Mağazaya hızla girdiğimde sıra sıra dizilmiş birçok oyuncağa amaçsızca bakarken buldum kendimi. Çevremdeki çocuklar çılgınlar gibi bir oraya bir buraya anne babalarını çekiştiriyor, istedikleri olmuyor diye ağlıyordu. Ne kadar bakarsam bakayım, ne alacağıma bir türlü karar verememiştim. İçim sıkılmış halde tüylü oyuncaklara bakarken ayı ve tavşanların arasında kalmış kaplumbağalı oyuncağı gördüm. Orta büyüklükteki pelüş sanki dünyada tek bir taneymiş gibi duruyordu. Onu aldıktan sonra arkasında da siyah bir köpek olduğunu gördüm. Gözüm ikisi arasında gidip gelirken ikisini de elime alıp kasaya ilerledim. Kasiyer kasadan geçirirken mırıldandım “Sizce.. pelüş oyuncakları seven birinin hoşuna gider mi?” sorunun saçmalığıyla yüzüm ekşirken kasiyer çocuk oyuncaklara baktı “Bence bu köpeği fazlasıyla sever, pelüş oyuncaklar arasında en fazla sevilen oyuncak bu kurt olmuştu.” Beğendiğini belli edercesine kafasını salladığında kabul edilmişlik hissiyle göğsümü şişirdim, ikisinin de hediye paketi yapılmasını rica ettim. Ödemeyi gerçekleştirdikten sonra hızla arabaya koştum, onca koşuşturmacadan sonra saate gözüm çarptığında saatin 7’ye yaklaştığını fark ettim. Kendi kendime mırıldanırken güvenlik ekibinden gelen mesajlara göz attım ‘15.54 eve giriş-18.47 eve geldiğinden beri kapalı olan odada uyuyor.’

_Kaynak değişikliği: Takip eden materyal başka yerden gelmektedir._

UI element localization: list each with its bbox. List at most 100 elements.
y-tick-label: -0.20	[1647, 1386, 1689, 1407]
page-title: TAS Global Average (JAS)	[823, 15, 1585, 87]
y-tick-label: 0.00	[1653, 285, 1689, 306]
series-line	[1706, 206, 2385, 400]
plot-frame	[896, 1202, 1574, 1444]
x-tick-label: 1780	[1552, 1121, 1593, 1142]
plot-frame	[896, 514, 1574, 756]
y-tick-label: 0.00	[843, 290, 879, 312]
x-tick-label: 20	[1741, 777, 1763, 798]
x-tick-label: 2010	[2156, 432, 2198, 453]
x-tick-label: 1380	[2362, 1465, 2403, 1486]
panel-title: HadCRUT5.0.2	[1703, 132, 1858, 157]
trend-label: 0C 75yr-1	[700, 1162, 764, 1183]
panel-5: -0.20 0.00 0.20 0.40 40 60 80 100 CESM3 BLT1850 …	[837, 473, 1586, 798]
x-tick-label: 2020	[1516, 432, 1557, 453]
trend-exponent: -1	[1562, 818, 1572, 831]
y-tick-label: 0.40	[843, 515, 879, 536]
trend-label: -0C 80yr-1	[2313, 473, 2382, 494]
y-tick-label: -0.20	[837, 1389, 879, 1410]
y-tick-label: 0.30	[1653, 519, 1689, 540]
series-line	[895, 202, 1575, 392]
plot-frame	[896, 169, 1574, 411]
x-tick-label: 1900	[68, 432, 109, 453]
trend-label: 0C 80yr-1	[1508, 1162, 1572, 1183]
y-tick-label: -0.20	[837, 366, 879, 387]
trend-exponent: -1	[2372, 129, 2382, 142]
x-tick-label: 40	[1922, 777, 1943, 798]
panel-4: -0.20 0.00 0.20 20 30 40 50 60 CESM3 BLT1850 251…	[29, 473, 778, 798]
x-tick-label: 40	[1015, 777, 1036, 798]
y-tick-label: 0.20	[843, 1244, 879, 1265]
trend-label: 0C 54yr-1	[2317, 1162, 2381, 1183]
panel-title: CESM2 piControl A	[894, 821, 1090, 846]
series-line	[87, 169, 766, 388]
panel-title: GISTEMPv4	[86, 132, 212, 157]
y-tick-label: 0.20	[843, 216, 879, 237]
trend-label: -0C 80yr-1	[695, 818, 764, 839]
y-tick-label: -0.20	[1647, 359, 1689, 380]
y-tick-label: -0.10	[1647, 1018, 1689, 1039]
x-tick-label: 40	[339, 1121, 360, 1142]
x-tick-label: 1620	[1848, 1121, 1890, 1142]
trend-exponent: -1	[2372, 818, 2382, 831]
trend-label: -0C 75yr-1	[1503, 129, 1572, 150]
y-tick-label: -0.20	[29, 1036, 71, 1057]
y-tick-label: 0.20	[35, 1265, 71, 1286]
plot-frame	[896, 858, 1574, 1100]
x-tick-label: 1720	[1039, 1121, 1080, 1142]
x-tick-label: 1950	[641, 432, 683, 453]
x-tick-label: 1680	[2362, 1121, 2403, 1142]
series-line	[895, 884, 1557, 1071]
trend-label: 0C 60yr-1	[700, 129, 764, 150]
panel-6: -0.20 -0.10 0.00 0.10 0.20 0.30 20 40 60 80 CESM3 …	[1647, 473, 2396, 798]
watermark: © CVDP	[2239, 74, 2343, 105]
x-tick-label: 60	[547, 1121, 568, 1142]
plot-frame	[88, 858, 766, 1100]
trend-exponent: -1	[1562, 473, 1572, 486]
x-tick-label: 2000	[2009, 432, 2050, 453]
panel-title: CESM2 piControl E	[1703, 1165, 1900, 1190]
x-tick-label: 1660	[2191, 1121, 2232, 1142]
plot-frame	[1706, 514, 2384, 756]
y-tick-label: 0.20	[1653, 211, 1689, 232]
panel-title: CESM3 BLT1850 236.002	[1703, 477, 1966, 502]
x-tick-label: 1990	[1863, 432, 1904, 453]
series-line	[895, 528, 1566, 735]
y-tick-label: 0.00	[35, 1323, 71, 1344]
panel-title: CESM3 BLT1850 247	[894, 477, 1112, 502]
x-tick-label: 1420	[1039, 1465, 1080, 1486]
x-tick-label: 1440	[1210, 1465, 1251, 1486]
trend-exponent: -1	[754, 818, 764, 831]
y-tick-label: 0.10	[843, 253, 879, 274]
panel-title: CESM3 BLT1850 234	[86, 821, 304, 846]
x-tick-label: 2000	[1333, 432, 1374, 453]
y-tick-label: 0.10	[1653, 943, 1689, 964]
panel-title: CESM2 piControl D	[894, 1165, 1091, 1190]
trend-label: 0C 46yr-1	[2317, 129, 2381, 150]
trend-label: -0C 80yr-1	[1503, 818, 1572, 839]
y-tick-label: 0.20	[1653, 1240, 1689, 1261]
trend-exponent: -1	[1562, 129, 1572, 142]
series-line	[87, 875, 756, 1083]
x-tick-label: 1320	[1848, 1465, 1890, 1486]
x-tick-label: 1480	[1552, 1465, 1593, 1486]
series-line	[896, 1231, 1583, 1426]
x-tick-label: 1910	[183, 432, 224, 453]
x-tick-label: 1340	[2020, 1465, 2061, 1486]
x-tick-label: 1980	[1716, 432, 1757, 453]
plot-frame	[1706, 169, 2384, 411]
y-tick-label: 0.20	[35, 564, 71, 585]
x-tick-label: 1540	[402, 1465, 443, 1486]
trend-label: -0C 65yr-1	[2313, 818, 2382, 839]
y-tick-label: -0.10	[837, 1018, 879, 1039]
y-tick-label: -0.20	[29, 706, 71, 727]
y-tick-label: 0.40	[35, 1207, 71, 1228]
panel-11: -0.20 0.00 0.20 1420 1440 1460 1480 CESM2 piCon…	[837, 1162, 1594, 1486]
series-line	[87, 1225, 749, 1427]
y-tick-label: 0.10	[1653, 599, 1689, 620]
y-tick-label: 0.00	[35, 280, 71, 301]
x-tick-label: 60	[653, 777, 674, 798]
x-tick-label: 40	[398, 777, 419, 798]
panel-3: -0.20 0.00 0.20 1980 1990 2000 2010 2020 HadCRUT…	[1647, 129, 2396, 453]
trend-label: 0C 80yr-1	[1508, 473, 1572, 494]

Konuma göre eve varmama daha 40 dakika vardı, evde bir yemek olup olmadığını bilmediğimden yemek uygulamasından birkaç şey sipariş ettim. Eve vardığım sırada yemekler de kapımıza gelmişti. Ödemeyi tamamlayıp kapının önünde dururken birden derin nefes almak geldi içimden. İlk kez, evlendiğimizden beri ilk kez ellerim poşetlerle doluydu. Garip bir duyguyla kapının şifresini tuşladım, mekanik bir şekilde kapının açılma sesini duydum. Hafif karanlık eve adımımı attığımda saat 7’yi artık geçiyordu. Sessizce kapıyı kapattım, elimdeki tüm poşetleri mutfağın önüne bıraktım. Ellerimi hızla yıkadıktan sonra Yaren’in kapısını tıkladım. İlk çaldığımda bir ses gelmemişti, temkinle bir kez daha tıklayıp kapıyı araladım. Kapının açılmasıyla koltukta eski peluş oyuncağına sarılmış halde üzerinde örtüsü olmadan uyuyan Yaren görüşüme girdi. Hafifçe oynayan sırtını gördüm, parmak uçlarımda yanına ilerledim. Dizlerimi kırıp göz hizama gelecek şekilde alçaldığımda kızarmış gözleri hafif loş odada seçilir gibi oldu. Hipnoza girmiş gibiydim, elim benden bağımsız yükseldi, parmak uçlarım önce Yaren’in gözlerini süpürdü. Parmağıma takılan kirpikleri sırayla süpürüşümden kurtulurken tatlı titrek bir iç çekişle derin nefes aldı Yaren. Yanağının soğukluğunu hissettiğimde hafifçe omzunu sıvazladım “Yaren?” ufak bir sesle seslendim, korkutmamaya özen göstererek omzunu da sıvazlamaya devam ettim. Kaşları hafif çatılırken biraz daha kendi içine doğru çekildi. Bir kez daha ismini söylediğimde gözleri hafifçe aralandı. Karşısında bir anda beni görünce şaşırdı, hızla doğruldu “Aniden kalkarsan başın döner.. iyi misin?” vücudunu dengede tutabilmesi için kolunu hafifçe tutup sabit kalmasını sağladığımda bir an çevresine baktı yavaşça kafasını salladı “Özür dilerim.. uyuyakaldım sanırım..” uyku mahmurluğu kırık sesine yansımıştı. Kolunda duran elimden kaçınırken gözlerini ovalayıp ayaklanmaya çalıştı. Onun böyle ısrarla benden kaçınması hoşuma gitmese de zorlamak istemedim “Uyanabildiysen elini yüzünü yıka da masaya gel, yemek için bir şeyler aldım.” Ondan önce kalkıp kapıya yöneldiğimde saçını sevip konuştum. Saçlarına dokunmamla durup biraz saçını okşamama izin verdi, kafasını sallarken kendi odasındaki ebeveyn banyosunun ışığını açtı.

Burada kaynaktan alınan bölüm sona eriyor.